UpdateAccessPolicyRequest

A request to update an AccessPolicy.

UpdateGcpUserAccessBindingRequest

Request of [UpdateGcpUserAccessBinding] [google.identity.accesscontextmanager.v1.AccessContextManager.UpdateGcpUserAccessBinding].

UpdateServicePerimeterRequest

A request to update a ServicePerimeter.

Enums

AccessLevel.LevelOneofCase

Enum of possible cases for the "level" oneof.

AccessLevelName.ResourceNameType

The possible contents of AccessLevelName.

AccessPolicyName.ResourceNameType

The possible contents of AccessPolicyName.

BasicLevel.Types.ConditionCombiningFunction

Options for how the conditions list should be combined to determine if this AccessLevel is applied. Default is AND.

GcpUserAccessBindingName.ResourceNameType

The possible contents of GcpUserAccessBindingName.

LevelFormat

The format used in an AccessLevel.

ServicePerimeter.Types.PerimeterType

Specifies the type of the Perimeter. There are two types: regular and bridge.
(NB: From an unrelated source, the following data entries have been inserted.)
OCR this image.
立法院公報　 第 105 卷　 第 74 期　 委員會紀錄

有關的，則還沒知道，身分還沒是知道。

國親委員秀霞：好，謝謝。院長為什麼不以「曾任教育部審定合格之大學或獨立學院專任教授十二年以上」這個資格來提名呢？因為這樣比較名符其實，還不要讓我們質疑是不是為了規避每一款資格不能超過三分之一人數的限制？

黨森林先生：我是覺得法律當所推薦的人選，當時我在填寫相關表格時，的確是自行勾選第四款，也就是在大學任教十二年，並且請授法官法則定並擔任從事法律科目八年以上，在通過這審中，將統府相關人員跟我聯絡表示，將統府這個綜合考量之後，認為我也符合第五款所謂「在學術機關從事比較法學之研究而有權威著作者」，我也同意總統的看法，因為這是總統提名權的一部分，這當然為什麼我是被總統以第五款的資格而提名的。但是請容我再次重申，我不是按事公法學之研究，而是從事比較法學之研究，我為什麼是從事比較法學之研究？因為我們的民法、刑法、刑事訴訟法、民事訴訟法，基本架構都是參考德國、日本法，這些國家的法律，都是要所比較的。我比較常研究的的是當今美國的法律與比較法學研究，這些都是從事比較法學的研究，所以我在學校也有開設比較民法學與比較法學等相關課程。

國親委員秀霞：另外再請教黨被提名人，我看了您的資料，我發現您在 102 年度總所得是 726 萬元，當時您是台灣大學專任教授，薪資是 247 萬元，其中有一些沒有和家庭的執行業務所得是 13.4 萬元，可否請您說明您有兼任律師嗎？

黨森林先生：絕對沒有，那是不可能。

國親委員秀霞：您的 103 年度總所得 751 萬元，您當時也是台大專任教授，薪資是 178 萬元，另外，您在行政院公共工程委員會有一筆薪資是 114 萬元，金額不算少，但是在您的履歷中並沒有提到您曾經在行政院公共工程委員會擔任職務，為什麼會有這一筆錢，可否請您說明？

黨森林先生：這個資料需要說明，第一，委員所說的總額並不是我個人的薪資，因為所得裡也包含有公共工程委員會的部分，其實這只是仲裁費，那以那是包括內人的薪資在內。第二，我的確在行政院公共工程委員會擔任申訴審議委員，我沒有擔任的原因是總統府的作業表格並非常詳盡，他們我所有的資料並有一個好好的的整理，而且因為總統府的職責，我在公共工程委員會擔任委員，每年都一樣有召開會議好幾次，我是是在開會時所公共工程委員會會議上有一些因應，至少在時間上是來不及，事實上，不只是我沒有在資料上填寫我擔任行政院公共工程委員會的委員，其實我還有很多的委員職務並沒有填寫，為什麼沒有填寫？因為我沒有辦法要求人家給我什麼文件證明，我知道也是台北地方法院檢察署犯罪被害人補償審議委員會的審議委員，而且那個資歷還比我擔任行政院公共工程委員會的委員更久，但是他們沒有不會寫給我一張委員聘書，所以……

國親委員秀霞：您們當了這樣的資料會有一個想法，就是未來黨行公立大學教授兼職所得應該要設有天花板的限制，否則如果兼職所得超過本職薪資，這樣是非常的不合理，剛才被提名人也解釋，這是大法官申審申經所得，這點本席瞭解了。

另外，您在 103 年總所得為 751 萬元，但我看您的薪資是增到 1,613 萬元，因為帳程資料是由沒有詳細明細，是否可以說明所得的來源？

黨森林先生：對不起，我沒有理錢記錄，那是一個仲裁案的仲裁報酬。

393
Regular Service Perimeter contains resources, access levels, and restricted services. Every resource can be in at most ONE regular Service Perimeter.

In addition to being in a regular service perimeter, a resource can also be in zero or more perimeter bridges. A perimeter bridge only contains resources. Cross project operations are permitted if all effected resources share some perimeter (whether bridge or regular). Perimeter Bridge does not contain access levels or services: those are governed entirely by the regular perimeter that resource is in.

Perimeter Bridges are typically useful when building more complex toplogies with many independent perimeters that need to share some data with a common perimeter, but should not be able to share data among themselves.

ServicePerimeterConfig.Types.IdentityType

Specifies the types of identities that are allowed access in either [IngressFrom] [google.identity.accesscontextmanager.v1.ServicePerimeterConfig.IngressFrom] or [EgressFrom] [google.identity.accesscontextmanager.v1.ServicePerimeterConfig.EgressFrom] rules.

ServicePerimeterConfig.Types.IngressSource.SourceOneofCase

Enum of possible cases for the "source" oneof.

ServicePerimeterConfig.Types.MethodSelector.KindOneofCase

Enum of possible cases for the "kind" oneof.

ServicePerimeterName.ResourceNameType

The possible contents of ServicePerimeterName.